Surpreendentemente maduro
para um autor iniciante, o livro
transforma a história de dois irmãos que seguem uma estrada de
ferro em busca do pai numa espécie de parábola: "Por mais que a
gente ande, é sempre mesma danação", diz uma das personagens
dessa narrativa cuja linguagem
trabalhada e solene faz da viagem
uma peregrinação arquetípica às
origens.
Agora, Rodrigues lança uma coletânea de contos intitulada "Redemoinho", conservando a mesma força estilística que já levou a
comparações com a prosa de Raduan Nassar (que, diga-se entre
parênteses, "descobriu" o autor
num concurso literário).
Tais comparações podiam, a
princípio, parecer precipitadas,
mas agora se mostram mais do
que pertinentes: assim como o romancista de "Lavoura Arcaica"

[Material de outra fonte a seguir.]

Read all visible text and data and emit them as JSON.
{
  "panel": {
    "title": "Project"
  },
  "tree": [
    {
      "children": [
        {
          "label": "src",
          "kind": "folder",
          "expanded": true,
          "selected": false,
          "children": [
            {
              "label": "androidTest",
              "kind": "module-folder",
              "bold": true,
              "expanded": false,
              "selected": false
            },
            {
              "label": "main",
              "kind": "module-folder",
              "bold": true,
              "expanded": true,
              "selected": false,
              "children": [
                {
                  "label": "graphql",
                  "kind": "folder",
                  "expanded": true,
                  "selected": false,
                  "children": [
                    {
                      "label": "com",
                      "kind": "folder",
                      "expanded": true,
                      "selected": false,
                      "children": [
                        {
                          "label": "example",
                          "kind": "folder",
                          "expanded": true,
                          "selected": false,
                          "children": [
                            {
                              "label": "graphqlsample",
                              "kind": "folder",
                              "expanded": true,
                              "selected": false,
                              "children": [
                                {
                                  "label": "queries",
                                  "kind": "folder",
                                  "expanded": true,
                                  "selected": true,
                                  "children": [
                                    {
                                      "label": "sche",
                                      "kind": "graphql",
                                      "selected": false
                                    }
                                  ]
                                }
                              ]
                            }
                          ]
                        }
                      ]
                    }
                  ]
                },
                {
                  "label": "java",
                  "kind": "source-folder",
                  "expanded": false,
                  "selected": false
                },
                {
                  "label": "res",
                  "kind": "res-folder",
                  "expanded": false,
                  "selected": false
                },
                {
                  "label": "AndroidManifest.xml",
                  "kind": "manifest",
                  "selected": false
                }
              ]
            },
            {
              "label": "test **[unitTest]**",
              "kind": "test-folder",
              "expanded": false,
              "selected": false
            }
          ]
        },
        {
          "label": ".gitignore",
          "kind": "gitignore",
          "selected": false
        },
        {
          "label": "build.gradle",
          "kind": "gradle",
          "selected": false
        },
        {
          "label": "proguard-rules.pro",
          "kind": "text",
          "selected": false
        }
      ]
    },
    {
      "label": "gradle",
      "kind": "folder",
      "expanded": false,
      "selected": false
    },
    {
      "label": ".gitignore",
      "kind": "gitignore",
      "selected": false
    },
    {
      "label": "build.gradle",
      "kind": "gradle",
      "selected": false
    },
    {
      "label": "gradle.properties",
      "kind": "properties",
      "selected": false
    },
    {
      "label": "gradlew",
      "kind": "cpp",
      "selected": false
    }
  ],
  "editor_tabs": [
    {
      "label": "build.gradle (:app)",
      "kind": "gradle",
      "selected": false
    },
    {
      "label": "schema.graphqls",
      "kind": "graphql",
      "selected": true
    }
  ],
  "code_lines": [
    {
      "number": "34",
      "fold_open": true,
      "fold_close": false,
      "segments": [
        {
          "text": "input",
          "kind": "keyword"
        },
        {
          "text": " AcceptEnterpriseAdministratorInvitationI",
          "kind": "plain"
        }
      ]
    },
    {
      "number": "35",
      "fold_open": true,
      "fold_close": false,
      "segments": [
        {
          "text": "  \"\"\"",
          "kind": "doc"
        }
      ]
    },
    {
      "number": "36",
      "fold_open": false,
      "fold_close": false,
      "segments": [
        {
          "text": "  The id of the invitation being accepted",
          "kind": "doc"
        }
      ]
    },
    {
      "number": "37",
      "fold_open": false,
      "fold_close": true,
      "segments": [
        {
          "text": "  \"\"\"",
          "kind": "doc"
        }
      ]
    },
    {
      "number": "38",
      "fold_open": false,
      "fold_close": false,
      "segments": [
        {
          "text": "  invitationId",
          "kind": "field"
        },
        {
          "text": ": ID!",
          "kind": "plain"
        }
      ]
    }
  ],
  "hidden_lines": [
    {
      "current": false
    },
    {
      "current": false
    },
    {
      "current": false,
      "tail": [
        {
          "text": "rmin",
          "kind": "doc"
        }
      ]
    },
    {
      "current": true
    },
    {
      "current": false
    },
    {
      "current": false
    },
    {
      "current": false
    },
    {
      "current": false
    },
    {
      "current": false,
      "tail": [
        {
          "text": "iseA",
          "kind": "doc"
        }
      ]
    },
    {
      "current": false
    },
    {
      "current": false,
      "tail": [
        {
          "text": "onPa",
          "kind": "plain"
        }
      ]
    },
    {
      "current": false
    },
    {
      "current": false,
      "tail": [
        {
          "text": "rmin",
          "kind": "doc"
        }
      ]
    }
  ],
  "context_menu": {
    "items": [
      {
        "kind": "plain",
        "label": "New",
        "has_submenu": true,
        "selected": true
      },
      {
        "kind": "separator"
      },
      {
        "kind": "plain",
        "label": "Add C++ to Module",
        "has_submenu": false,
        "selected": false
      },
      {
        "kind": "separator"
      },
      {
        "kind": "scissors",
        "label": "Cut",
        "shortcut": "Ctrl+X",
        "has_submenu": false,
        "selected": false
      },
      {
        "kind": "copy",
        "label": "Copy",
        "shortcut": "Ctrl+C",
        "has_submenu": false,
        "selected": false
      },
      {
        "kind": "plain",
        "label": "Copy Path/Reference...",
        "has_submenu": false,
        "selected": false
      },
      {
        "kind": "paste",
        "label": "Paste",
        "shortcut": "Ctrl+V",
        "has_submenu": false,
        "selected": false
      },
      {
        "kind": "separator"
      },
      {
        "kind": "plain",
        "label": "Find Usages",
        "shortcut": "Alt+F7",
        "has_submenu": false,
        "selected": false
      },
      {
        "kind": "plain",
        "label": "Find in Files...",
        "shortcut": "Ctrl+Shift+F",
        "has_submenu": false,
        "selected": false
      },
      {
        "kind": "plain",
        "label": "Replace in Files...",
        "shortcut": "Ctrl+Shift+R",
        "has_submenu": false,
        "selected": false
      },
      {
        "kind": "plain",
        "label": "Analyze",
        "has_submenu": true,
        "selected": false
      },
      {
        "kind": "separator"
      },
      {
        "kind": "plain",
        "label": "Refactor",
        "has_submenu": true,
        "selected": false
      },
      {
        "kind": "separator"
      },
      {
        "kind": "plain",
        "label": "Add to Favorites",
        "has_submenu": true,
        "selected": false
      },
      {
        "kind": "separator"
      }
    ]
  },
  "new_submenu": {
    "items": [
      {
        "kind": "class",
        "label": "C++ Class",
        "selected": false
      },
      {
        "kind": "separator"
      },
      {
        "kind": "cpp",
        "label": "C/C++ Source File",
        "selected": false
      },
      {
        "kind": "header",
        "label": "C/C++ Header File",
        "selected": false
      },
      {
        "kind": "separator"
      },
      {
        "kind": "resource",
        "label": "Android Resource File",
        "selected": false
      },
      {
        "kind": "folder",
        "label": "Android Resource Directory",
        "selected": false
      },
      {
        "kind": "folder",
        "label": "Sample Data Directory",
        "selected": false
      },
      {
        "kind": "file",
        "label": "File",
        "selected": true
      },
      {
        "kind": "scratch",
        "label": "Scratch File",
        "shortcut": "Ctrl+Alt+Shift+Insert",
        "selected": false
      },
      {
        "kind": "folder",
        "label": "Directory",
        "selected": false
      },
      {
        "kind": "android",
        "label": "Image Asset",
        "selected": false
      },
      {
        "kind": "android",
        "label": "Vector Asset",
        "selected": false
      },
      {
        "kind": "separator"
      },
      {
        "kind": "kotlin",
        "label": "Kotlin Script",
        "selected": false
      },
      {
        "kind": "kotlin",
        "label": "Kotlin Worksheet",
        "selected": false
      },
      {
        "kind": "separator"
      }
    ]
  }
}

(que também teve estréia literária
tardia), Rodrigues ritualiza cada
gesto de suas personagens, extraindo um sentido mítico das relações familiares, dos enlaces sexuais, dos impulsos elementares
que pulsam com grande carga
sensória nas descrições que o autor faz de suas criaturas.

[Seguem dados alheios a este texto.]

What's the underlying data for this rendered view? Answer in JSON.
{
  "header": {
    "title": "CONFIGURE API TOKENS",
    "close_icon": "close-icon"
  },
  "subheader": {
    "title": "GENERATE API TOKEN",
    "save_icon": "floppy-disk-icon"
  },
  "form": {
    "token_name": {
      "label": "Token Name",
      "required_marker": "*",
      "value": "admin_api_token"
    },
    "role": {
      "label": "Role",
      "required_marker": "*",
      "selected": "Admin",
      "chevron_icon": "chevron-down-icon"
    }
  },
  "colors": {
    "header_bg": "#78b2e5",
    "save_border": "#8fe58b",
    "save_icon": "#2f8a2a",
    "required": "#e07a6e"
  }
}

Já em "Catedral", conto de abertura, esse traço fica patente. O texto encerra uma única cena, o confronto entre um filho adotivo e
seu padrasto. O conflito fora deflagrado por um incesto apenas
insinuado, indicando o real sentido do conto: o reconhecimento
da ambigüidade do amor entre
pai e filho, em que a identificação
se dá "a partir" da transgressão.
Rodrigues descortina no pequeno
teatro familiar a polaridade entre
assassinato simbólico e interdição, totem e tabu, em que o reconhecimento do desejo vem de par
com o reconhecimento da animalidade que é preciso sufocar:
"Meu corpo era um curral irrisório para conter o animal que eu
escondia nas entranhas. Por isso,
toda essa cortesia, todas as gentilezas, só me fizeram despertar demônios que eu mesmo desconhecia. Mas eu me deixava levar pelas
tentações, Deus sabe que, depois
de cada deslize, denunciando a
consciência da culpa, eu trazia no
roxo dos olhos o estigma dos predestinados".

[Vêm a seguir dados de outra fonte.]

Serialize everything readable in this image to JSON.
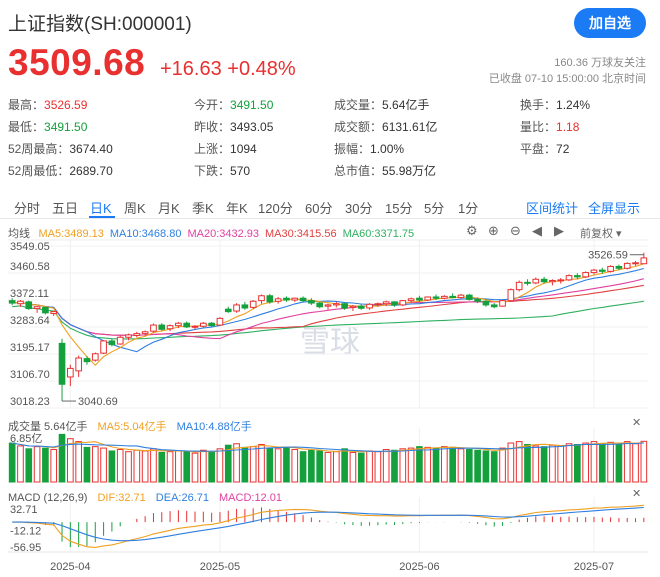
{
  "header": {
    "title": "上证指数(SH:000001)",
    "add_button": "加自选",
    "price": "3509.68",
    "change": "+16.63 +0.48%",
    "followers": "160.36 万球友关注",
    "status": "已收盘 07-10 15:00:00 北京时间"
  },
  "stats": [
    {
      "label": "最高：",
      "value": "3526.59",
      "color": "red"
    },
    {
      "label": "今开：",
      "value": "3491.50",
      "color": "green"
    },
    {
      "label": "成交量：",
      "value": "5.64亿手",
      "color": ""
    },
    {
      "label": "换手：",
      "value": "1.24%",
      "color": ""
    },
    {
      "label": "最低：",
      "value": "3491.50",
      "color": "green"
    },
    {
      "label": "昨收：",
      "value": "3493.05",
      "color": ""
    },
    {
      "label": "成交额：",
      "value": "6131.61亿",
      "color": ""
    },
    {
      "label": "量比：",
      "value": "1.18",
      "color": "red"
    },
    {
      "label": "52周最高：",
      "value": "3674.40",
      "color": ""
    },
    {
      "label": "上涨：",
      "value": "1094",
      "color": ""
    },
    {
      "label": "振幅：",
      "value": "1.00%",
      "color": ""
    },
    {
      "label": "平盘：",
      "value": "72",
      "color": ""
    },
    {
      "label": "52周最低：",
      "value": "2689.70",
      "color": ""
    },
    {
      "label": "下跌：",
      "value": "570",
      "color": ""
    },
    {
      "label": "总市值：",
      "value": "55.98万亿",
      "color": ""
    }
  ],
  "tabs": [
    "分时",
    "五日",
    "日K",
    "周K",
    "月K",
    "季K",
    "年K",
    "120分",
    "60分",
    "30分",
    "15分",
    "5分",
    "1分"
  ],
  "active_tab": "日K",
  "tab_links": [
    "区间统计",
    "全屏显示"
  ],
  "chart_controls": {
    "avg_label": "均线",
    "adjust": "前复权",
    "watermark": "雪球"
  },
  "colors": {
    "up": "#e93030",
    "down": "#14a03c",
    "ma5": "#f0a020",
    "ma10": "#2f7fe0",
    "ma20": "#e040a0",
    "ma30": "#e04040",
    "ma60": "#30b060",
    "accent": "#1a7bf5"
  },
  "ma_legend": [
    {
      "text": "MA5:3489.13",
      "color": "#f0a020"
    },
    {
      "text": "MA10:3468.80",
      "color": "#2f7fe0"
    },
    {
      "text": "MA20:3432.93",
      "color": "#e040a0"
    },
    {
      "text": "MA30:3415.56",
      "color": "#e04040"
    },
    {
      "text": "MA60:3371.75",
      "color": "#30b060"
    }
  ],
  "volume_legend": [
    {
      "text": "成交量 5.64亿手",
      "color": "#555555"
    },
    {
      "text": "MA5:5.04亿手",
      "color": "#f0a020"
    },
    {
      "text": "MA10:4.88亿手",
      "color": "#2f7fe0"
    }
  ],
  "macd_legend": [
    {
      "text": "MACD (12,26,9)",
      "color": "#555555"
    },
    {
      "text": "DIF:32.71",
      "color": "#f0a020"
    },
    {
      "text": "DEA:26.71",
      "color": "#2f7fe0"
    },
    {
      "text": "MACD:12.01",
      "color": "#e040a0"
    }
  ],
  "chart_data": {
    "type": "candlestick",
    "price_axis": {
      "min": 3018.23,
      "max": 3549.05,
      "ticks": [
        "3549.05",
        "3460.58",
        "3372.11",
        "3283.64",
        "3195.17",
        "3106.70",
        "3018.23"
      ]
    },
    "annotations": {
      "high": "3526.59",
      "low": "3040.69"
    },
    "x_labels": [
      {
        "label": "2025-04",
        "index": 7
      },
      {
        "label": "2025-05",
        "index": 25
      },
      {
        "label": "2025-06",
        "index": 49
      },
      {
        "label": "2025-07",
        "index": 70
      }
    ],
    "candles": [
      [
        3370,
        3378,
        3355,
        3362
      ],
      [
        3360,
        3372,
        3350,
        3368
      ],
      [
        3366,
        3370,
        3340,
        3344
      ],
      [
        3344,
        3352,
        3330,
        3350
      ],
      [
        3348,
        3350,
        3325,
        3330
      ],
      [
        3328,
        3336,
        3320,
        3334
      ],
      [
        3230,
        3245,
        3041,
        3096
      ],
      [
        3120,
        3160,
        3090,
        3148
      ],
      [
        3140,
        3190,
        3120,
        3182
      ],
      [
        3180,
        3188,
        3160,
        3170
      ],
      [
        3175,
        3200,
        3170,
        3196
      ],
      [
        3198,
        3240,
        3195,
        3238
      ],
      [
        3238,
        3245,
        3220,
        3226
      ],
      [
        3228,
        3256,
        3225,
        3250
      ],
      [
        3250,
        3262,
        3240,
        3258
      ],
      [
        3256,
        3268,
        3250,
        3262
      ],
      [
        3262,
        3272,
        3255,
        3268
      ],
      [
        3270,
        3295,
        3265,
        3290
      ],
      [
        3290,
        3296,
        3272,
        3276
      ],
      [
        3278,
        3292,
        3270,
        3288
      ],
      [
        3288,
        3300,
        3280,
        3296
      ],
      [
        3296,
        3302,
        3280,
        3284
      ],
      [
        3284,
        3290,
        3275,
        3286
      ],
      [
        3286,
        3300,
        3282,
        3296
      ],
      [
        3296,
        3300,
        3282,
        3288
      ],
      [
        3290,
        3316,
        3288,
        3312
      ],
      [
        3342,
        3350,
        3330,
        3334
      ],
      [
        3336,
        3362,
        3330,
        3356
      ],
      [
        3356,
        3366,
        3340,
        3346
      ],
      [
        3348,
        3372,
        3342,
        3368
      ],
      [
        3370,
        3390,
        3360,
        3386
      ],
      [
        3386,
        3392,
        3360,
        3366
      ],
      [
        3368,
        3382,
        3360,
        3376
      ],
      [
        3378,
        3384,
        3366,
        3372
      ],
      [
        3372,
        3380,
        3366,
        3378
      ],
      [
        3378,
        3384,
        3366,
        3370
      ],
      [
        3370,
        3378,
        3356,
        3362
      ],
      [
        3362,
        3366,
        3345,
        3350
      ],
      [
        3352,
        3360,
        3340,
        3356
      ],
      [
        3356,
        3366,
        3348,
        3360
      ],
      [
        3360,
        3364,
        3340,
        3346
      ],
      [
        3348,
        3356,
        3336,
        3352
      ],
      [
        3352,
        3360,
        3340,
        3345
      ],
      [
        3346,
        3362,
        3340,
        3358
      ],
      [
        3358,
        3364,
        3350,
        3360
      ],
      [
        3360,
        3370,
        3352,
        3366
      ],
      [
        3366,
        3368,
        3350,
        3356
      ],
      [
        3356,
        3372,
        3352,
        3370
      ],
      [
        3370,
        3380,
        3364,
        3376
      ],
      [
        3378,
        3386,
        3366,
        3372
      ],
      [
        3372,
        3384,
        3368,
        3382
      ],
      [
        3382,
        3390,
        3372,
        3378
      ],
      [
        3378,
        3388,
        3374,
        3384
      ],
      [
        3384,
        3394,
        3378,
        3380
      ],
      [
        3380,
        3392,
        3374,
        3388
      ],
      [
        3388,
        3392,
        3370,
        3374
      ],
      [
        3374,
        3380,
        3362,
        3368
      ],
      [
        3368,
        3374,
        3350,
        3356
      ],
      [
        3356,
        3362,
        3345,
        3350
      ],
      [
        3352,
        3372,
        3350,
        3370
      ],
      [
        3370,
        3410,
        3368,
        3406
      ],
      [
        3406,
        3436,
        3400,
        3430
      ],
      [
        3430,
        3440,
        3420,
        3428
      ],
      [
        3428,
        3446,
        3424,
        3440
      ],
      [
        3440,
        3448,
        3426,
        3432
      ],
      [
        3432,
        3440,
        3420,
        3436
      ],
      [
        3436,
        3444,
        3426,
        3438
      ],
      [
        3438,
        3456,
        3434,
        3452
      ],
      [
        3452,
        3460,
        3440,
        3448
      ],
      [
        3448,
        3466,
        3444,
        3462
      ],
      [
        3462,
        3474,
        3456,
        3470
      ],
      [
        3470,
        3478,
        3458,
        3466
      ],
      [
        3466,
        3486,
        3462,
        3482
      ],
      [
        3482,
        3488,
        3470,
        3476
      ],
      [
        3476,
        3496,
        3472,
        3492
      ],
      [
        3492,
        3500,
        3484,
        3494
      ],
      [
        3491,
        3527,
        3491,
        3510
      ]
    ],
    "volume_axis": {
      "max_label": "6.85亿"
    },
    "volumes": [
      5.4,
      5.0,
      4.6,
      4.9,
      4.7,
      4.5,
      6.6,
      6.0,
      5.6,
      4.8,
      4.9,
      4.7,
      4.3,
      4.5,
      4.2,
      4.4,
      4.3,
      4.6,
      4.1,
      4.2,
      4.3,
      4.2,
      4.0,
      4.4,
      4.2,
      4.6,
      5.1,
      5.3,
      4.8,
      4.9,
      5.2,
      4.7,
      4.6,
      4.8,
      4.5,
      4.2,
      4.4,
      4.3,
      4.1,
      4.2,
      4.6,
      4.1,
      4.0,
      4.3,
      4.2,
      4.5,
      4.4,
      4.6,
      4.7,
      4.9,
      4.8,
      4.7,
      4.9,
      4.8,
      4.6,
      4.5,
      4.4,
      4.3,
      4.2,
      4.7,
      5.4,
      5.6,
      5.2,
      5.0,
      4.9,
      5.1,
      5.0,
      5.3,
      5.2,
      5.4,
      5.6,
      5.3,
      5.5,
      5.2,
      5.6,
      5.3,
      5.64
    ],
    "macd_axis": {
      "top": "32.71",
      "mid": "-12.12",
      "bottom": "-56.95"
    }
  }
}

Entre todas as personagens de
Rodrigues, se interpõe uma violência latente, mas ao mesmo
tempo muito codificada e saturada de simbolismo. Em "Alfredo
aos Dezessete", essa violência se
torna literal, na descoberta assassina que um adolescente faz de
sua sexualidade.
E, em "Maria Helena Desabrocha", a descoberta do corpo que
amadurece coincide com a repugnância física quanto à figura paterna -mas com o risco de fazer
o conto cair em lugares-comuns
sobre a feminilidade: "Parece-lhe
que o forte suor do pai ainda flutua na escada, como um aviso de
mau agouro. Um grosso nó vem
magoar-lhe a garganta. Traz uma
dor física. Suas alterações repentinas de humor têm uma causa lógica, mas ela não entende. É a mulher que rompe a barreira do medo, e timidamente desabrocha".
Em "Redemoinho" (título que
não corresponde a um conto em
particular, mas enfeixa o sentido
geral dos relatos), as relações de
parentesco são um destino e uma
condenação. O "familiar" (no duplo sentido do termo) encerra
aquilo que é mais estranho, sinistro (dentro da acepção freudiana
da palavra).
A esse estranhamento essencial
correspondem alguns dos textos
mais fortes do livro: "Coágulo"
(em que reaparece o tema do incesto) e, sobretudo, "Paul" (em
que a espera ansiosa por uma figura imaginária, um "estrangeiro" que jamais aparece, transforma-se em pesadelo e razão da
existência da personagem).
Às vezes os enredos dos contos
parecem obscuros, como se houvesse motivações ocultas para a
ação obsessiva de suas personagens. Mas isso se deve a outro aspecto do trabalho de Paulo Rodrigues: uma percepção religiosa da
realidade, conseqüente com sua
prosa ritualizada -como em
"Lama" (relato sobre uma "cidade doente", cheia de sugestões
messiânicas sobre o fim do mundo) e "Antônia" (em que ressurgem os temas da personagem
imaginária e dos estigmas, agora
por meio do viés da possessão e
da loucura).
Redemoinho
Autor: Paulo Rodrigues
Editora: Cosac & Naify
Quanto: R$ 25 (200 págs.)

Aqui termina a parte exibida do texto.